Ghanaians Are Regaining Confidence in the Economy—But Can the Momentum Hold?

Ghana’s economy shows signs of recovery as inflation eases, T-bill rates fall, and confidence rises, but sustainability depends on future inflation trends and interest rate movements

After months of uncertainty, Ghanaians are beginning to feel a little more hopeful about the economy. Businesses that once hesitated to invest are now looking ahead with optimism, and consumers who were tightening their belts are slowly loosening them.

The numbers back this up. Consumer confidence, which hit a low of 81.2 in June 2024, has bounced back to 100.2 in February 2025. Similarly, business confidence has risen from 90.9 in December 2023 to 99.7 in February 2025.

So, what’s changing? A few key trends suggest the economy is gradually finding its footing.
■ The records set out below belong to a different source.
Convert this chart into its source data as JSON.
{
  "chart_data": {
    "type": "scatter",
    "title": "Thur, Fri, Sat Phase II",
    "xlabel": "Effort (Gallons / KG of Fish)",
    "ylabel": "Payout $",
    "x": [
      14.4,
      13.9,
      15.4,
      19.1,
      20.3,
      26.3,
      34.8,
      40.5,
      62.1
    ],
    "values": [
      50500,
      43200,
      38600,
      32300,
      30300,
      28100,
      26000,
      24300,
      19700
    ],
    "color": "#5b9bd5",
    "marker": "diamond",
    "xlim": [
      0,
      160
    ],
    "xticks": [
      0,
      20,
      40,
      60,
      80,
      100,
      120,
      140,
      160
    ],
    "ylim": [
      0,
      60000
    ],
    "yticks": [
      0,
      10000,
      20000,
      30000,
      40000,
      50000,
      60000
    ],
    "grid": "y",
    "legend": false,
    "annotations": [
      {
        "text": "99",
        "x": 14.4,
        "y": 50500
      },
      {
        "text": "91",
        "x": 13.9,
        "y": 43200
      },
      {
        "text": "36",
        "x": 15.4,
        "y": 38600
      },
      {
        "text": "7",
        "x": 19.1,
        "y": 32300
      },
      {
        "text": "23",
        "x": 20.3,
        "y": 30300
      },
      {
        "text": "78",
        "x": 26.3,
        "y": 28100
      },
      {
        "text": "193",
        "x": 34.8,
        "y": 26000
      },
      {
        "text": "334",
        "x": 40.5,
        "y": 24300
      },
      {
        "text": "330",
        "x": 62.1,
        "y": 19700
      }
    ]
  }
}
First, inflation, while still high, seems to be easing. After peaking and dipping unpredictably throughout the past year, inflation settled at 23.1% in February 2025, almost unchanged from 23.2% in February 2024. The real headache, food inflation, swung wildly from 29.6% in March 2024 to 19.1% in August, before climbing back to 28.1% in February 2025. Meanwhile, non-food inflation also slowed down, dropping from its 23.6% peak in May 2024 to 18.8% by February 2025.

Despite the fluctuations, the overall trend suggests that price pressures, while still biting, may be softening.
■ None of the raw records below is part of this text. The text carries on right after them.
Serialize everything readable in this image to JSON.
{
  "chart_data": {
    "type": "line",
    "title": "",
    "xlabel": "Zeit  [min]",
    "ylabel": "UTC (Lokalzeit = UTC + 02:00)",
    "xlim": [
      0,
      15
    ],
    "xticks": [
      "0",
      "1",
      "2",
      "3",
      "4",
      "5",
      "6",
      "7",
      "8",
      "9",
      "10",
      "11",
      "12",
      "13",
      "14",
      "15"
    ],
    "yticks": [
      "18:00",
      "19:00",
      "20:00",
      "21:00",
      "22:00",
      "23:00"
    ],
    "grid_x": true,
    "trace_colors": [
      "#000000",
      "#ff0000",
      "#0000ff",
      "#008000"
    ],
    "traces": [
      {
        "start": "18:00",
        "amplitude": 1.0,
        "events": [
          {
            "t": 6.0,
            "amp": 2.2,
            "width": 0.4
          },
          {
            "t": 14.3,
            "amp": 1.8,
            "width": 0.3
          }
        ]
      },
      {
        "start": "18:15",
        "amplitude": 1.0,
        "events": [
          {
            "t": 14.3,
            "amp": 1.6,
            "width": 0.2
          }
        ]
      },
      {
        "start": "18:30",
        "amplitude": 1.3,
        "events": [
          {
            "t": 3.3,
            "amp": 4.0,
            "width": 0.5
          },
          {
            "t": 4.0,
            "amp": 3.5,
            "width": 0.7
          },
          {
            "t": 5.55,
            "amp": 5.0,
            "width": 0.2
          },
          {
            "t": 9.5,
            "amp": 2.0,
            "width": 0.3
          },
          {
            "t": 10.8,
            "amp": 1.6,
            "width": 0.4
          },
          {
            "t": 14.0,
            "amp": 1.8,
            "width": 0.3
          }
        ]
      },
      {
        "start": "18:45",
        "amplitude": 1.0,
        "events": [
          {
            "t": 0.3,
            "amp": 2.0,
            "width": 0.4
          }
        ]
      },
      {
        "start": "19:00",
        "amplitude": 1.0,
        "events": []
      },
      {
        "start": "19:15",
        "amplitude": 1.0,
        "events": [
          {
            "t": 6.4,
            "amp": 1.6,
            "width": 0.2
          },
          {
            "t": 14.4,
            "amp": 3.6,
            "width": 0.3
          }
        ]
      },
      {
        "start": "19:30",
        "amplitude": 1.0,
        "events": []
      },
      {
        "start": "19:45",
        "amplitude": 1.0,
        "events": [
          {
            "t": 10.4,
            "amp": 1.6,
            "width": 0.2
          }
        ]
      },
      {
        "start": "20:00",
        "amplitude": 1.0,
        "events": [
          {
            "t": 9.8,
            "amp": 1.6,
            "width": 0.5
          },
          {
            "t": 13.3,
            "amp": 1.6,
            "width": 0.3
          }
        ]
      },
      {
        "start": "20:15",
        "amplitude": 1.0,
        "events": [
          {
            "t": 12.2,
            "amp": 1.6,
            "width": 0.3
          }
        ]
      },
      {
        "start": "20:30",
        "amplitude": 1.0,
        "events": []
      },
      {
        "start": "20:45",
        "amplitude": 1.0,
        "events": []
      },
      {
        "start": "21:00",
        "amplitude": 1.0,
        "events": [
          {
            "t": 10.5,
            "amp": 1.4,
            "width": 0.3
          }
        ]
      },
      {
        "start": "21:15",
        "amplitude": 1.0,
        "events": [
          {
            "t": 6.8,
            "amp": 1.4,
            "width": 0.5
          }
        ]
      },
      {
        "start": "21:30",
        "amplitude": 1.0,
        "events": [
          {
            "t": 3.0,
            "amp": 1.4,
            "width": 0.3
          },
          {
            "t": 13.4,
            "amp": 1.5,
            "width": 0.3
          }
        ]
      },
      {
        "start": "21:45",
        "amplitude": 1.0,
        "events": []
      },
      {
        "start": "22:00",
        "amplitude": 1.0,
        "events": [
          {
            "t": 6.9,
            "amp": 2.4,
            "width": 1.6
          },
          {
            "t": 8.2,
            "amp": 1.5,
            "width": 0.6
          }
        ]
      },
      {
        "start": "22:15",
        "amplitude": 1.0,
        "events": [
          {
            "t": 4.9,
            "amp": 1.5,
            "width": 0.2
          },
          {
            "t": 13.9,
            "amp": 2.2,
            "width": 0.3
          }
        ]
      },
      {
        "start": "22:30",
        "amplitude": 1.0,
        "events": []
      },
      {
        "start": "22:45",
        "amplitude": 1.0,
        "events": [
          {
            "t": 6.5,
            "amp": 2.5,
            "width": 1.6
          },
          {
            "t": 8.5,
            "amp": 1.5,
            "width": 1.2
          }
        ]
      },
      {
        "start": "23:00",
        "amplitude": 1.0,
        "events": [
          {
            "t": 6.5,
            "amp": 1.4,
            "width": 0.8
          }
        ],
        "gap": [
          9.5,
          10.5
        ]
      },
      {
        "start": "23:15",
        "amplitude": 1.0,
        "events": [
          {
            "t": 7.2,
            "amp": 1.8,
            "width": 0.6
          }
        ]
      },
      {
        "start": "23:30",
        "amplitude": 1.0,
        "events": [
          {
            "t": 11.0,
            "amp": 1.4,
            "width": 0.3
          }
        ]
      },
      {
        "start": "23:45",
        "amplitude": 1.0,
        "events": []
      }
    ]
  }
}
Another big shift is happening with Treasury bill rates, which have fallen sharply. In March 2024, the 91-day T-bill rate was 26.40%, but by March 2025, it had dropped to 15.74%. The 182-day bill fell from 28.90% to 16.93%, and the 364-day bill from 29.50% to 18.85%. This means the government is borrowing at lower costs, and if this trend continues, businesses and individuals could see lower interest rates across various financial products.

Meanwhile, the Monetary Policy Committee (MPC) rate, which serves as a key benchmark for financial rates, has increased to 28%. Typically, this would influence rates across the financial system, but with Treasury bill rates falling and the Ghana Reference Rate for March 2025 at 27.90%, lending rates might still see some downward pressure. This is because banks factor in not just the MPC rate but also T-bill rates and the interbank rate when pricing loans.

While these signs are promising, the big question remains: Will this momentum hold? Much will depend on how inflation behaves, whether interest rates continue to fall, and how businesses and consumers respond in the months ahead.